【レビュー】淳之の生きものに寄せる暖かなまなざし 松園の新発見作品や下絵も 「上村淳之米寿記念Ⅱ 上村松園・松篁・淳之 三代展 ―鳥たちに魅せられて―」 松伯美術館(奈良)

展覧会名:上村淳之米寿記念Ⅱ 上村松園・松篁・淳之 三代展 -鳥たちに魅せられて―
会期:2021年5月15日(土)~7月25日(日)
会場:松伯美術館(奈良市登美ヶ丘、近鉄奈良線「学園前駅」からバス約5分、「大渕橋(松伯美術館前)」下車)
休館日:月曜日
開館時間:10時~17時(入館は16時まで)
入館料:大人(高校生・大学生含む)820円、小・中学生410円

日本画家、上村淳之(1933~)が米寿を迎えることを記念して、淳之作品を中心に父・上村松篁(1902~2001)、祖母・上村松園(1875~1949)の三代の名品を紹介している。Ⅰ期目の「日本画の行方」に続き、Ⅱ期目の今展では花鳥画をメインに据え、約70点を紹介している。

鳥への愛情、ひしひしと 淳之氏
祖母、父の薫陶をうけ、その制作活動は70年に及ぶ淳之氏。とりわけ鳥を愛し、日々アトリエで実際に育て、繁殖までするという。

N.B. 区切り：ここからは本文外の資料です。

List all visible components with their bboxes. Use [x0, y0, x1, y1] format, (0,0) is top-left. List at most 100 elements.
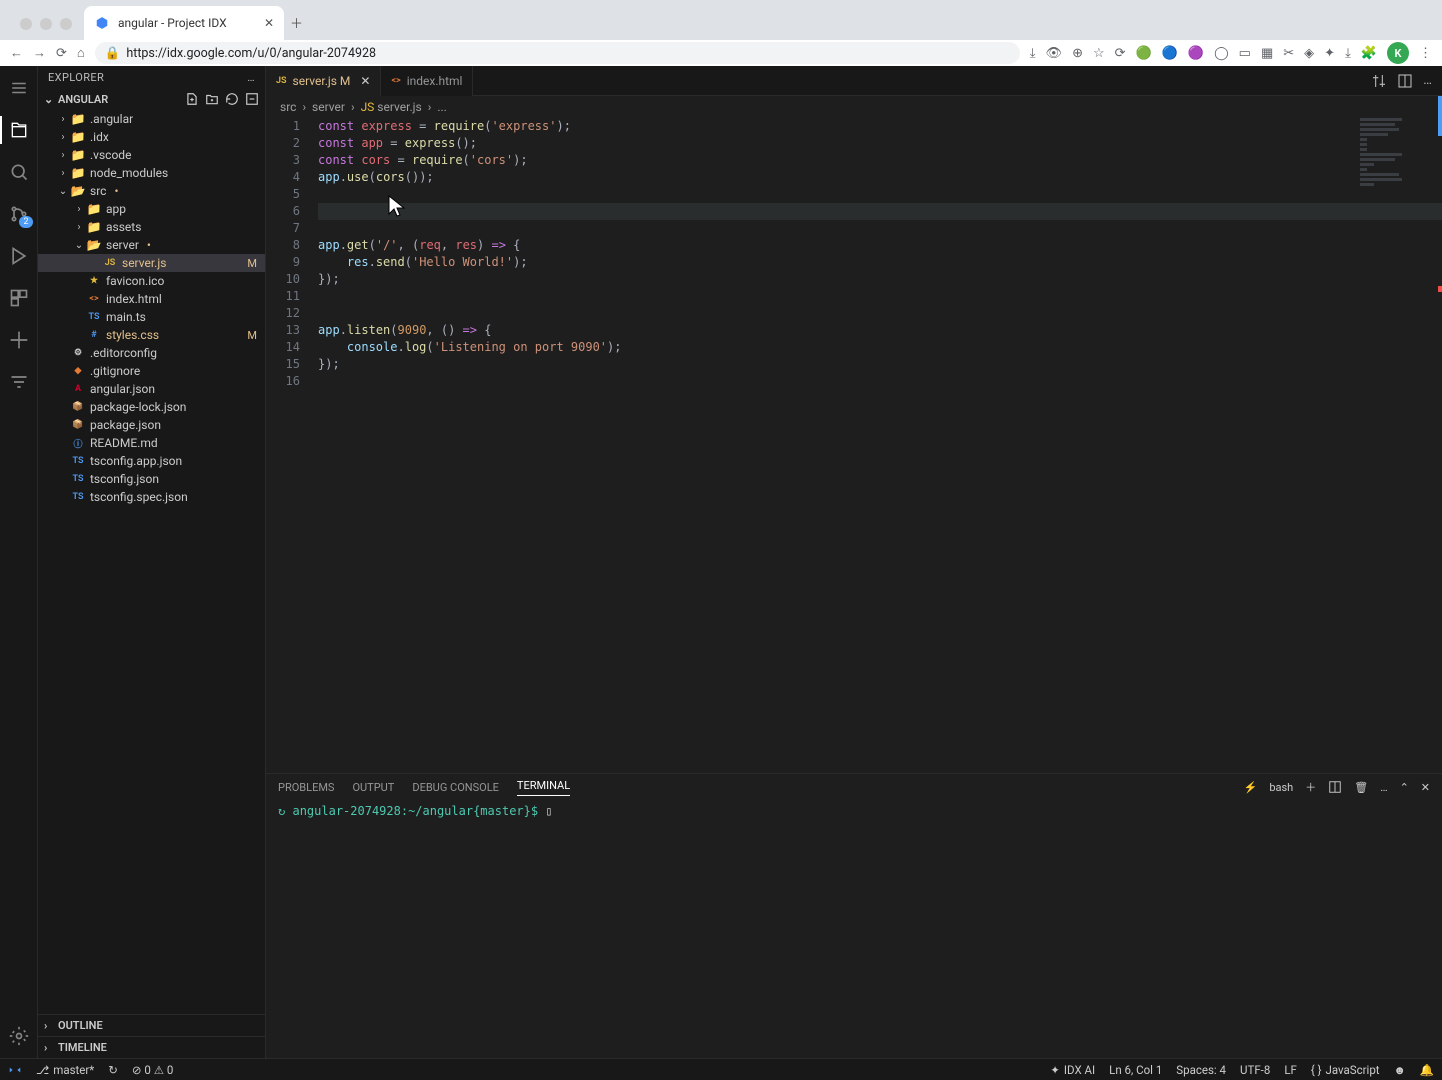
branch-status[interactable]: ⎇ master*	[36, 1063, 94, 1077]
terminal-shell-icon[interactable]: ⚡	[1244, 781, 1258, 794]
address-bar[interactable]: 🔒 https://idx.google.com/u/0/angular-207…	[95, 42, 1020, 64]
folder-item[interactable]: ⌄📂src	[38, 182, 265, 200]
more-actions-icon[interactable]: …	[1423, 73, 1432, 89]
kill-terminal-icon[interactable]: 🗑	[1354, 781, 1368, 794]
extension-icon[interactable]: ⤓	[1345, 46, 1351, 61]
extension-icon[interactable]: ◈	[1304, 46, 1314, 61]
file-item[interactable]: JSserver.jsM	[38, 254, 265, 272]
breadcrumb-item[interactable]: src	[280, 100, 296, 114]
notifications-icon[interactable]: 🔔	[1420, 1063, 1434, 1077]
terminal[interactable]: ↻ angular-2074928:~/angular{master}$ ▯	[266, 800, 1442, 1058]
editor-tab[interactable]: JSserver.js M✕	[266, 66, 381, 96]
explorer-icon[interactable]	[7, 118, 31, 142]
extension-icon[interactable]: ▭	[1239, 46, 1251, 61]
extension-icon[interactable]: 🟣	[1188, 46, 1204, 61]
folder-item[interactable]: ›📁.idx	[38, 128, 265, 146]
file-item[interactable]: TStsconfig.json	[38, 470, 265, 488]
compare-icon[interactable]	[1371, 73, 1387, 89]
extension-icon[interactable]: 🟢	[1136, 46, 1152, 61]
outline-section[interactable]: ›OUTLINE	[38, 1014, 265, 1036]
run-debug-icon[interactable]	[7, 244, 31, 268]
more-icon[interactable]: …	[1380, 781, 1387, 794]
folder-item[interactable]: ›📁assets	[38, 218, 265, 236]
star-icon[interactable]: ☆	[1093, 46, 1105, 61]
minimap[interactable]	[1360, 118, 1430, 178]
idx-ai-status[interactable]: ✦ IDX AI	[1050, 1063, 1095, 1077]
close-tab-icon[interactable]: ✕	[360, 74, 370, 88]
split-editor-icon[interactable]	[1397, 73, 1413, 89]
collapse-icon[interactable]	[245, 92, 259, 106]
breadcrumb-item[interactable]: server	[312, 100, 345, 114]
problems-status[interactable]: ⊘ 0 ⚠ 0	[132, 1063, 173, 1077]
breadcrumb-item[interactable]: JS server.js	[361, 100, 422, 114]
window-controls[interactable]	[8, 18, 84, 40]
panel-tab[interactable]: TERMINAL	[517, 779, 570, 796]
new-folder-icon[interactable]	[205, 92, 219, 106]
back-button[interactable]: ←	[10, 45, 23, 61]
more-icon[interactable]: …	[247, 71, 255, 84]
eol-status[interactable]: LF	[1284, 1063, 1297, 1077]
file-item[interactable]: 📦package.json	[38, 416, 265, 434]
file-item[interactable]: ⚙.editorconfig	[38, 344, 265, 362]
cursor-position[interactable]: Ln 6, Col 1	[1109, 1063, 1162, 1077]
refresh-icon[interactable]	[225, 92, 239, 106]
kebab-menu-icon[interactable]: ⋮	[1419, 46, 1432, 61]
feedback-icon[interactable]: ☻	[1394, 1063, 1406, 1077]
menu-icon[interactable]	[7, 76, 31, 100]
panel-tab[interactable]: OUTPUT	[352, 781, 394, 794]
file-item[interactable]: <>index.html	[38, 290, 265, 308]
extension-icon[interactable]: ✦	[1324, 46, 1335, 61]
extension-icon[interactable]: ◯	[1214, 46, 1229, 61]
file-item[interactable]: ◆.gitignore	[38, 362, 265, 380]
new-file-icon[interactable]	[185, 92, 199, 106]
install-icon[interactable]: ⊕	[1072, 46, 1083, 61]
indentation-status[interactable]: Spaces: 4	[1176, 1063, 1226, 1077]
folder-item[interactable]: ⌄📂server	[38, 236, 265, 254]
file-item[interactable]: 📦package-lock.json	[38, 398, 265, 416]
extension-icon[interactable]: ▦	[1261, 46, 1273, 61]
file-item[interactable]: ⓘREADME.md	[38, 434, 265, 452]
file-item[interactable]: #styles.cssM	[38, 326, 265, 344]
new-tab-button[interactable]: ＋	[290, 13, 303, 32]
panel-tab[interactable]: DEBUG CONSOLE	[412, 781, 499, 794]
panel-tab[interactable]: PROBLEMS	[278, 781, 334, 794]
breadcrumbs[interactable]: src›server›JS server.js›...	[266, 96, 1442, 118]
extensions-icon[interactable]	[7, 286, 31, 310]
forward-button[interactable]: →	[33, 45, 46, 61]
reload-button[interactable]: ⟳	[56, 46, 67, 61]
timeline-section[interactable]: ›TIMELINE	[38, 1036, 265, 1058]
folder-item[interactable]: ›📁app	[38, 200, 265, 218]
extension-icon[interactable]: ✂	[1283, 46, 1294, 61]
breadcrumb-item[interactable]: ...	[437, 100, 447, 114]
editor-tab[interactable]: <>index.html	[381, 66, 473, 96]
file-item[interactable]: TSmain.ts	[38, 308, 265, 326]
search-icon[interactable]	[7, 160, 31, 184]
sync-status[interactable]: ↻	[108, 1063, 118, 1077]
new-terminal-icon[interactable]: ＋	[1305, 779, 1316, 795]
browser-tab[interactable]: angular - Project IDX ✕	[84, 6, 284, 40]
file-item[interactable]: Aangular.json	[38, 380, 265, 398]
encoding-status[interactable]: UTF-8	[1240, 1063, 1270, 1077]
folder-item[interactable]: ›📁node_modules	[38, 164, 265, 182]
file-item[interactable]: TStsconfig.spec.json	[38, 488, 265, 506]
split-terminal-icon[interactable]	[1328, 780, 1342, 794]
close-panel-icon[interactable]: ✕	[1421, 781, 1430, 794]
folder-item[interactable]: ›📁.angular	[38, 110, 265, 128]
source-control-icon[interactable]: 2	[7, 202, 31, 226]
folder-item[interactable]: ›📁.vscode	[38, 146, 265, 164]
extension-icon[interactable]: ⟳	[1115, 46, 1126, 61]
extension-icon[interactable]: 🔵	[1162, 46, 1178, 61]
maximize-panel-icon[interactable]: ⌃	[1400, 781, 1409, 794]
settings-gear-icon[interactable]	[7, 1024, 31, 1048]
code-editor[interactable]: 12345678910111213141516 const express = …	[266, 118, 1442, 773]
remote-indicator[interactable]	[8, 1063, 22, 1077]
home-button[interactable]: ⌂	[77, 45, 85, 61]
terminal-shell-label[interactable]: bash	[1269, 781, 1293, 794]
download-icon[interactable]: ⤓	[1030, 46, 1036, 61]
language-status[interactable]: { } JavaScript	[1311, 1063, 1380, 1077]
close-tab-icon[interactable]: ✕	[264, 16, 274, 30]
file-item[interactable]: ★favicon.ico	[38, 272, 265, 290]
idx-icon[interactable]	[7, 328, 31, 352]
project-section-header[interactable]: ⌄ ANGULAR	[38, 88, 265, 110]
filter-icon[interactable]	[7, 370, 31, 394]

その観察眼と愛情が作品からも強く感じられる。

20歳代の初期の作品は濃厚な味わい。油絵を思わせるマチエールが印象的。



近作になるにつれ、シンプルな構図や彩色の中で、繊細な美を追求する姿勢が明確に。背景の微妙なタッチなど見どころは多い。正確な描写をしつつ、どこか可愛らしく、優しげな鳥たちの面持ちや眼差しがずっと印象に残る。
練達の花鳥画 松篁氏



現代花鳥画の最高峰と言われる松篁氏。やはり鳥を愛し、身近で育てていた。海外に取材した華やかな作品、水墨画を思わせる表現など、さすがの自在ぶりに感嘆する。
新発見作品、下絵と尽きぬ興味 松園氏
松園氏の美人画も楽しめる。

最近、発見されたという「むしの音」。見るものをはっとさせる目線とポーズ、そして構図。同美術館の大村美玲学芸員は「こうしたポーズの作品は類例があります。来歴はよく分からないのですが、素晴らしい作品です」という。比類ない美人画の巨匠だが、知られていない作品がまだまだあるのだろうか。
さらにファンが何といっても見逃せないのが松園氏の下絵を紹介した小コーナー。同美術館では8月7日(土)から「下絵と素描に見る上村松園―珠玉の絵画を求めて」を開催する。同館の豊富な収蔵品から縮図帖、下絵、古画研究などを紹介し、松園藝術の思索をたどる内容だ。
これは京都市京セラ美術館で7月17日(土)に始まる大規模展「上村松園」に合わせた企画で、「京セラ美術館で本画、こちらで下絵などを見て、理解を深めていただこう、という狙いです」と大村学芸員。現在、展示されている下絵はその前触れという位置づけだ。名高い「母子」(1934年)の下絵もある。


耳のあたりが決まらず、紙を貼り付けて書き直した跡がある。大村学芸員は「後期の作品になるとこうした張り紙が少なくなり、大作の下絵でも一気に書き上げている様子が分かります。熟達ぶりがうかがえます」という。制作過程や年代を追った変化などを知ることができる貴重な資料で、本画と見比べることで興味が深まることは間違いなさそう。今から二つの美術館を「ハシゴ」をするのが楽しみになってくる。
道具や、眼鏡なども展示してあり、松園氏を身近に感じられる。三代の事績をたっぷり楽しめる催しだ。